L’ObsAR a fortement contribué et travaillé depuis début 2011 à la création de la norme " achats responsables " , publiée par l’AFNOR sous le n° NFX 50-135. Il s’agit de la première déclinaison sectorielle de la norme ISO 26000 sur la responsabilité sociétale des organisations (entreprises mais aussi services publics). C’est une norme de comportement, donc non certifiable, qui s’appuie sur des recommandations relatives aux principes de la responsabilité sociétale appliqués à sept questions essentielles pour les organisations : la gouvernance, les droits de l’homme, les relations et conditions de travail, les bonnes pratiques des affaires, les questions relatives aux consommateurs, l’environnement et l’engagement sociétal local. Cette norme NF a été validée par l’ISO comme base de travail d’un groupe international de normalisation piloté par la France ayant pour objectif de définir une norme internationale " achats responsables ".

Et l’offre anormalement basse dans tout ça ?

Attention enfin à ne pas confondre le moins-disant qui ne prend en compte que le critère du prix le plus bas en mettant de côté les paramètres qualitatifs et une offre anormalement basse (OAB).
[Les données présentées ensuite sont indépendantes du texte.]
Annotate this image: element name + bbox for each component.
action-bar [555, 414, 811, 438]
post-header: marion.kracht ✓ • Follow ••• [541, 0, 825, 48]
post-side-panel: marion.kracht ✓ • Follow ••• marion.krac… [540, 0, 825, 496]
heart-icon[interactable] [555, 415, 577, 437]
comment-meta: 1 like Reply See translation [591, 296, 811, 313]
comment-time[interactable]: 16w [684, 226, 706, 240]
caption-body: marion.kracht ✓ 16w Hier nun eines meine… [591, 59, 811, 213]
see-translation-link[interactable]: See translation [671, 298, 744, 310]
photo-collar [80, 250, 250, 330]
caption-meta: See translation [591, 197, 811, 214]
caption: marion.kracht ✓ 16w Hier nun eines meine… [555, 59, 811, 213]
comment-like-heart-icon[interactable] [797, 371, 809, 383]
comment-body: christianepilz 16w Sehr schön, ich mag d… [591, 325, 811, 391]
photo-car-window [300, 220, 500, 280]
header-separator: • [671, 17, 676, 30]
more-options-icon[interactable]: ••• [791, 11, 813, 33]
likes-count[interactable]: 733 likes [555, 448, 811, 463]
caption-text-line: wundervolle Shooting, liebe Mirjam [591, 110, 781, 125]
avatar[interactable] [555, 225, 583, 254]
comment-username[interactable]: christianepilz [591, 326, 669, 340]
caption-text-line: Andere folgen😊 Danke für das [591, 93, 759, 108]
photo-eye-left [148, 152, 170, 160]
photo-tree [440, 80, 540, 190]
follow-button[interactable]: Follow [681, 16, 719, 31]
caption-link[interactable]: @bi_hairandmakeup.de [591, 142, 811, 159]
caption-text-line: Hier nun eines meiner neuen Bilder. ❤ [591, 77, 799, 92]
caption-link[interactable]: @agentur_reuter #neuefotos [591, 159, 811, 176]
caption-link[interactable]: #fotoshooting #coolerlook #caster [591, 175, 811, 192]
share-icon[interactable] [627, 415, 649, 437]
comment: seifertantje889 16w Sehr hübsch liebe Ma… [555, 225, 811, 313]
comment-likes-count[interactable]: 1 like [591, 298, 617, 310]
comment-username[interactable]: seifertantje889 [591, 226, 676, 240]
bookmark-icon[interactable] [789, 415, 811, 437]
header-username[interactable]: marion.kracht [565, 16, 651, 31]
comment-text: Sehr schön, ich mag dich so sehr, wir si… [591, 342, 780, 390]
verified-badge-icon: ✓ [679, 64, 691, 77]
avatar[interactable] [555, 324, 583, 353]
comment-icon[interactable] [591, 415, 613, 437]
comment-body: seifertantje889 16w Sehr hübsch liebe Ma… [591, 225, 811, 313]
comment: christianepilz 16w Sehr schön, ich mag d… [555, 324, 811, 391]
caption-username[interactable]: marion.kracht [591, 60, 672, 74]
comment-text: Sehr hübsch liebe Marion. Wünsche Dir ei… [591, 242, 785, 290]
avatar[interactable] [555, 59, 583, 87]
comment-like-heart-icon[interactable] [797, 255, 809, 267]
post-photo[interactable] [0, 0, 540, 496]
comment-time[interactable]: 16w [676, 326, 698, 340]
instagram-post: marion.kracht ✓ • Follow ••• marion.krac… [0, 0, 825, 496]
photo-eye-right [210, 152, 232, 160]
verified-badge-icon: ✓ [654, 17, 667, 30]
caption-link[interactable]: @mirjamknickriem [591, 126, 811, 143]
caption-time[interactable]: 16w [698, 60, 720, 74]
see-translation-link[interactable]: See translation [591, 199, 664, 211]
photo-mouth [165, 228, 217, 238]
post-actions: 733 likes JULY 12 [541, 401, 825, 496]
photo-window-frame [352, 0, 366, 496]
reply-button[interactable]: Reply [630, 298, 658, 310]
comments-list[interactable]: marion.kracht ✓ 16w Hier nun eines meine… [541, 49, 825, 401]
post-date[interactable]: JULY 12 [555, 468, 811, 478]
Une OAB est une offre présentée par une entreprise dont le prix ne correspond pas à une réalité économique, manifestement sous-évaluée et de nature à compromettre la bonne exécution du marché. L’évaluation du caractère anormalement bas d’une offre doit respecter quatre étapes successives : détection, demande d’explications au candidat concerné, appréciation de la pertinence des explications fournies, admission ou rejet de ladite offre (le rejet doit être motivé).